His image is a benevolent one, "bluff and hearty", as the Spectator has put it, before going on to note his caustic edge. He said, bluff and hearty, as soon as we sat down, "it's very noble of you to come and interview me". He often says this to journalists. His catch phrase is "my dear old thing". This arose from being so hungover, on an epic trip from London to India in 1976, in a 1922 Rolls Royce, that he couldn't remember his great friend Michael Bennett's name when he tried to leave a note for him at a hotel. He began: "My dear ... " and, stumped, substituted, "my dear old thing". He can't remember how this grew into his catch phrase and is not much interested in trying to remember. I suspect it comes in handy for not having to remember most people's names.

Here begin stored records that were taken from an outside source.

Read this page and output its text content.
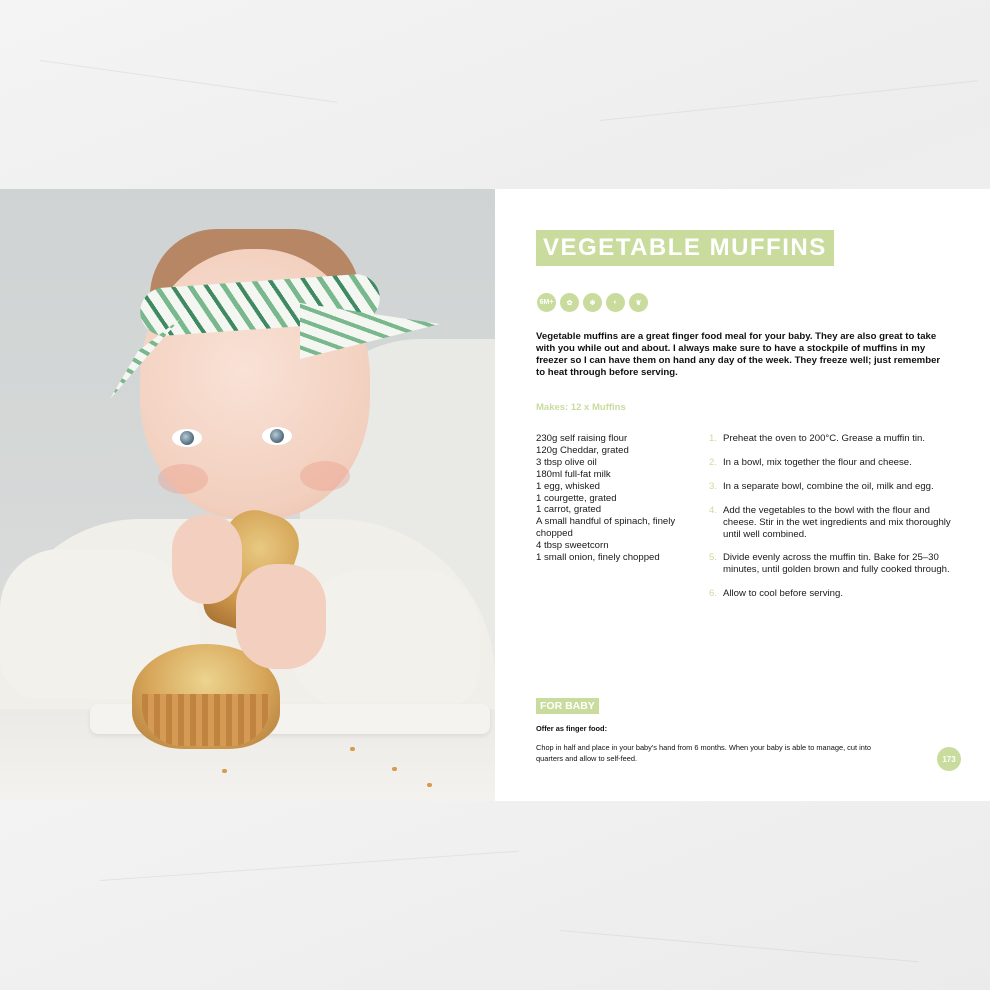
VEGETABLE MUFFINS
6M+	✿	❄	◐	❦

Vegetable muffins are a great finger food meal for your baby. They are also great to take with you while out and about. I always make sure to have a stockpile of muffins in my freezer so I can have them on hand any day of the week. They freeze well; just remember to heat through before serving.

Makes: 12 x Muffins
230g self raising flour
120g Cheddar, grated
3 tbsp olive oil
180ml full-fat milk
1 egg, whisked
1 courgette, grated
1 carrot, grated
A small handful of spinach, finely chopped
4 tbsp sweetcorn
1 small onion, finely chopped
1. Preheat the oven to 200°C. Grease a muffin tin.
2. In a bowl, mix together the flour and cheese.
3. In a separate bowl, combine the oil, milk and egg.
4. Add the vegetables to the bowl with the flour and cheese. Stir in the wet ingredients and mix thoroughly until well combined.
5. Divide evenly across the muffin tin. Bake for 25–30 minutes, until golden brown and fully cooked through.
6. Allow to cool before serving.
FOR BABY
Offer as finger food:

Chop in half and place in your baby's hand from 6 months. When your baby is able to manage, cut into quarters and allow to self-feed.	173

He was excessively nice to a chap from the hotel who came and turned off an enormous TV screen (he can't abide television; it is a lot of "guff") after we had failed to do so. "Oh thank you so much. It is really kind of you," he said, beaming away. He was making up for throwing a tantrum earlier after he'd been unable to manage to get an outside phone line from his room. He got a bit caustic with me when I said that Prince Philip was a terrible man after he'd spent some time telling me what a terrific and highly intelligent fellow he was. He is very impressed by clever people because he says he's not at all intelligent and he never got close to his father because he was an intellectual, "which meant there was a great gulf between us".

He knew the Queen Mother, "a bit" and used to go to lunches with her and she was great good fun: "On her own terms." He's met the Queen, a few times, and there's a picture in the book of HM presenting "an amazing fruit cake" to the commentary team at Lord's.

She didn't make it, I foolishly said. "Are you sure?" he said, giving me a gimlet look which he must have inherited from his mother. He once said of her that she was a cross between Queen Victoria and Attila the Hun. Of course he adored her. They shared a great many of the same views about people and life. What things? "Oh, I'm not going to tell you. No. No." Because it will make both of them sound snobbish? "Of course it will. Probably. My mother was a great snob. As of right, entirely."

I don't know whether he's a great snob. Probably. But he's also great good fun, if you believe Valeria. And impossible, really, if you believe him. I believe both of them.